Dr. Jung’s clinical cases make the science tangible. He describes women whose symptoms—fatigue, pain, anxiety, thyroid dysfunction—were dismissed for years, until testing revealed the truth: hormone imbalance was fueling immune chaos. In one case, a woman with Hashimoto’s thyroiditis found near-total relief—“98% improvement,” as the author notes—after switching to a phytonutrient-rich diet, eliminating gluten and soy, and rebalancing her hormones through natural means like omega-3s, selenium, and vitamin D. Her thyroid antibodies dropped from the hundreds to just two, a ten-year remission that conventional medicine couldn’t achieve. These stories reinforce the book’s central message: healing begins with understanding. “Doctors often treat symptoms, not causes,” Dr. Jung states, “but the weakest link in your system is where you break. Fix the cause, not the consequence.”
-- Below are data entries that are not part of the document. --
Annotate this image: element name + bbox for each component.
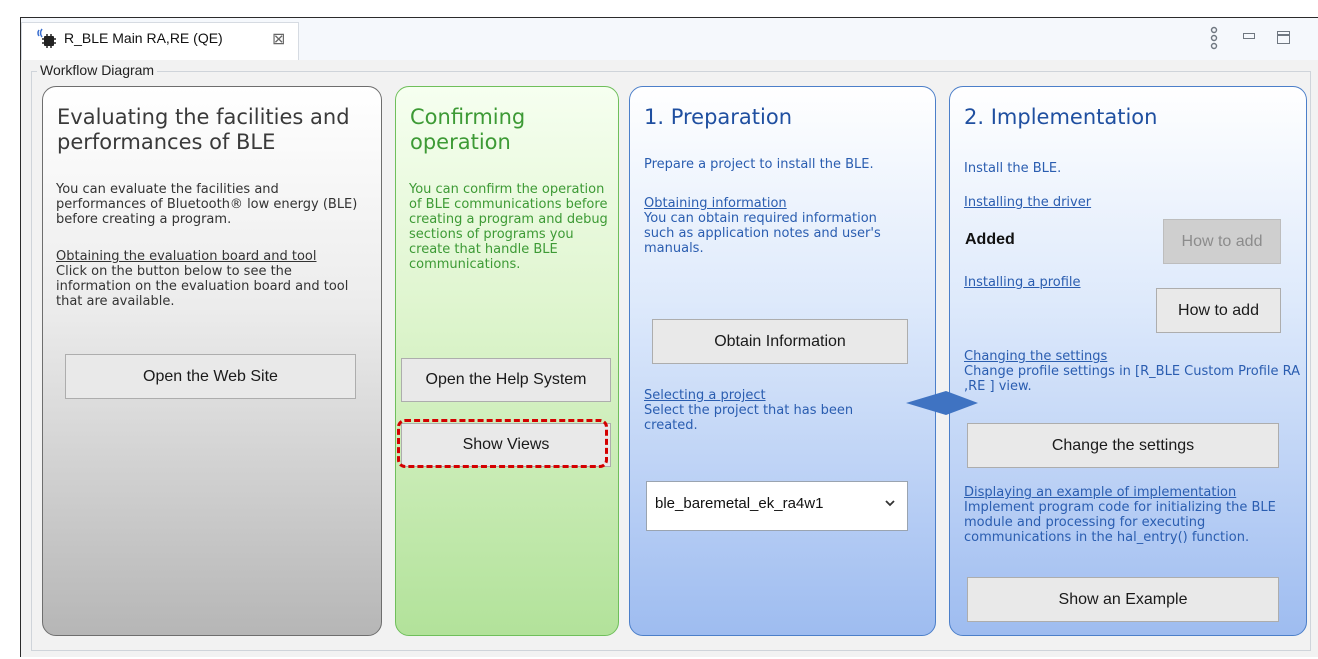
obtain-information-button[interactable]: Obtain Information: [652, 319, 908, 364]
link-installing-driver[interactable]: Installing the driver: [964, 195, 1284, 210]
show-example-button[interactable]: Show an Example: [967, 577, 1279, 622]
open-web-site-button[interactable]: Open the Web Site: [65, 354, 356, 399]
chevron-down-icon: [885, 500, 895, 507]
panel-description: You can confirm the operation of BLE com…: [409, 182, 608, 272]
panel-title: 2. Implementation: [964, 105, 1158, 129]
link-obtaining-information[interactable]: Obtaining information: [644, 196, 924, 211]
workflow-label: Workflow Diagram: [37, 62, 158, 78]
tab-title: R_BLE Main RA,RE (QE): [64, 30, 223, 46]
view-menu-icon[interactable]: [1209, 26, 1219, 52]
arrow-right-icon: [906, 391, 978, 415]
how-to-add-driver-button[interactable]: How to add: [1163, 219, 1281, 264]
project-select-value: ble_baremetal_ek_ra4w1: [655, 495, 824, 512]
project-description: Select the project that has been created…: [644, 403, 854, 433]
panel-title: Confirming operation: [410, 105, 526, 154]
link-evaluation-board[interactable]: Obtaining the evaluation board and tool: [56, 249, 376, 264]
open-help-system-button[interactable]: Open the Help System: [401, 358, 611, 402]
panel-description: Prepare a project to install the BLE.: [644, 157, 874, 172]
panel-implementation: 2. Implementation Install the BLE. Insta…: [949, 86, 1307, 636]
settings-description: Change profile settings in [R_BLE Custom…: [964, 364, 1301, 394]
link-description: Click on the button below to see the inf…: [56, 264, 349, 309]
panel-description: You can evaluate the facilities and perf…: [56, 182, 358, 227]
info-description: You can obtain required information such…: [644, 211, 881, 256]
maximize-icon[interactable]: [1277, 31, 1290, 44]
panel-description: Install the BLE.: [964, 161, 1062, 176]
link-changing-settings[interactable]: Changing the settings: [964, 349, 1294, 364]
panel-confirm: Confirming operation You can confirm the…: [395, 86, 619, 636]
link-example-implementation[interactable]: Displaying an example of implementation: [964, 485, 1304, 500]
panel-evaluate: Evaluating the facilities and performanc…: [42, 86, 382, 636]
panel-preparation: 1. Preparation Prepare a project to inst…: [629, 86, 936, 636]
change-settings-button[interactable]: Change the settings: [967, 423, 1279, 468]
how-to-add-profile-button[interactable]: How to add: [1156, 288, 1281, 333]
minimize-icon[interactable]: [1243, 33, 1255, 39]
ble-chip-icon: [37, 28, 56, 48]
show-views-highlight: [397, 419, 608, 468]
link-selecting-project[interactable]: Selecting a project: [644, 388, 924, 403]
project-select[interactable]: ble_baremetal_ek_ra4w1: [646, 481, 908, 531]
panel-title: Evaluating the facilities and performanc…: [57, 105, 350, 154]
panel-title: 1. Preparation: [644, 105, 793, 129]
example-description: Implement program code for initializing …: [964, 500, 1276, 545]
close-icon[interactable]: ⊠: [272, 29, 285, 48]
driver-status: Added: [965, 231, 1015, 248]
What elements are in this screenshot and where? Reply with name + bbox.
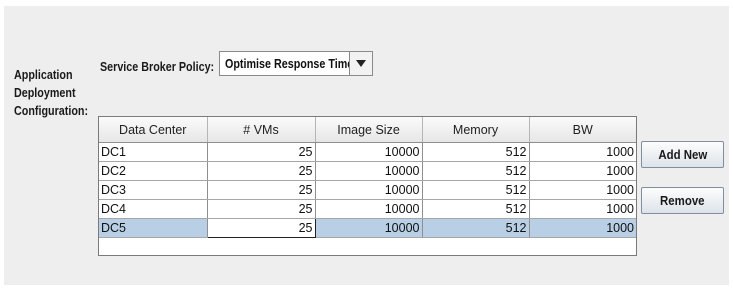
add-new-button[interactable]: Add New — [641, 141, 724, 168]
broker-policy-value: Optimise Response Time — [225, 57, 354, 71]
cell-memory[interactable]: 512 — [422, 161, 530, 181]
broker-policy-label: Service Broker Policy: — [100, 60, 215, 74]
cell-bw[interactable]: 1000 — [529, 218, 636, 238]
cell-vms-editor[interactable]: 25 — [206, 218, 316, 238]
dropdown-arrow-button[interactable] — [349, 52, 372, 75]
app-deployment-label: Application Deployment Configuration: — [14, 66, 88, 120]
cell-image-size[interactable]: 10000 — [315, 180, 423, 200]
cell-vms[interactable]: 25 — [207, 180, 316, 200]
cell-memory[interactable]: 512 — [422, 199, 530, 219]
remove-button[interactable]: Remove — [641, 187, 724, 214]
table-row-selected[interactable]: DC5 25 10000 512 1000 — [99, 218, 636, 238]
cell-bw[interactable]: 1000 — [529, 161, 636, 181]
cell-datacenter[interactable]: DC3 — [99, 180, 208, 200]
cell-image-size[interactable]: 10000 — [315, 199, 423, 219]
column-header-memory[interactable]: Memory — [422, 117, 530, 143]
table-row[interactable]: DC1 25 10000 512 1000 — [99, 142, 636, 162]
cell-memory[interactable]: 512 — [422, 180, 530, 200]
cell-image-size[interactable]: 10000 — [315, 142, 423, 162]
cell-image-size[interactable]: 10000 — [315, 161, 423, 181]
app-deployment-label-line1: Application — [14, 68, 73, 82]
datacenter-table[interactable]: Data Center # VMs Image Size Memory BW D… — [98, 116, 637, 256]
cell-datacenter[interactable]: DC1 — [99, 142, 208, 162]
cell-vms[interactable]: 25 — [207, 161, 316, 181]
app-deployment-label-line3: Configuration: — [14, 104, 89, 118]
table-row[interactable]: DC2 25 10000 512 1000 — [99, 161, 636, 181]
column-header-datacenter[interactable]: Data Center — [99, 117, 208, 143]
remove-label: Remove — [660, 193, 705, 208]
cell-bw[interactable]: 1000 — [529, 180, 636, 200]
cell-datacenter[interactable]: DC2 — [99, 161, 208, 181]
table-row[interactable]: DC4 25 10000 512 1000 — [99, 199, 636, 219]
column-header-image-size[interactable]: Image Size — [315, 117, 423, 143]
cell-datacenter[interactable]: DC4 — [99, 199, 208, 219]
add-new-label: Add New — [658, 147, 707, 162]
column-header-bw[interactable]: BW — [529, 117, 636, 143]
column-header-vms[interactable]: # VMs — [207, 117, 316, 143]
table-row[interactable]: DC3 25 10000 512 1000 — [99, 180, 636, 200]
cell-datacenter[interactable]: DC5 — [99, 218, 208, 238]
broker-policy-select[interactable]: Optimise Response Time — [219, 51, 373, 76]
cell-bw[interactable]: 1000 — [529, 142, 636, 162]
triangle-down-icon — [356, 60, 366, 67]
cell-image-size[interactable]: 10000 — [315, 218, 423, 238]
cell-vms[interactable]: 25 — [207, 142, 316, 162]
cell-bw[interactable]: 1000 — [529, 199, 636, 219]
cell-memory[interactable]: 512 — [422, 142, 530, 162]
table-header-row: Data Center # VMs Image Size Memory BW — [99, 117, 636, 143]
app-deployment-label-line2: Deployment — [14, 86, 76, 100]
cell-vms[interactable]: 25 — [207, 199, 316, 219]
cell-memory[interactable]: 512 — [422, 218, 530, 238]
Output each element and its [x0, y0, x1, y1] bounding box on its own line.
Functional medicine, as Dr. Jung practices it, is about revealing the “why” behind disease. It looks at the body as an interconnected system—where hormones, gut health, and immunity constantly communicate. Instead of suppressing symptoms with drugs, it identifies imbalances through comprehensive testing. For autoimmune disorders, that includes measuring cytokines, CD4/CD8 ratios, and hormone levels like cortisol, DHEA, estrogen, and testosterone. Each test tells a story: is the immune system under attack from within (low CD4/CD8 ratio)? Is estrogen too high, suppressing immune regulators? Has chronic stress depleted DHEA, the precursor to both testosterone and estrogen? Dr. Jung points out that when DHEA levels drop, the body prioritizes stress hormone production over sex hormone balance—a phenomenon he calls “pregnenolone steal.” The result? The immune system weakens, inflammation rises, and autoimmunity thrives. His solution combines targeted supplementation—such as DHEA or adaptogenic herbs like Ashwagandha and Tongkat Ali—with detoxification and dietary changes to restore hormonal harmony. The takeaway is simple: hormones aren’t the problem—they’re the key. And once women learn to tune them, they can stop merely surviving and start thriving again.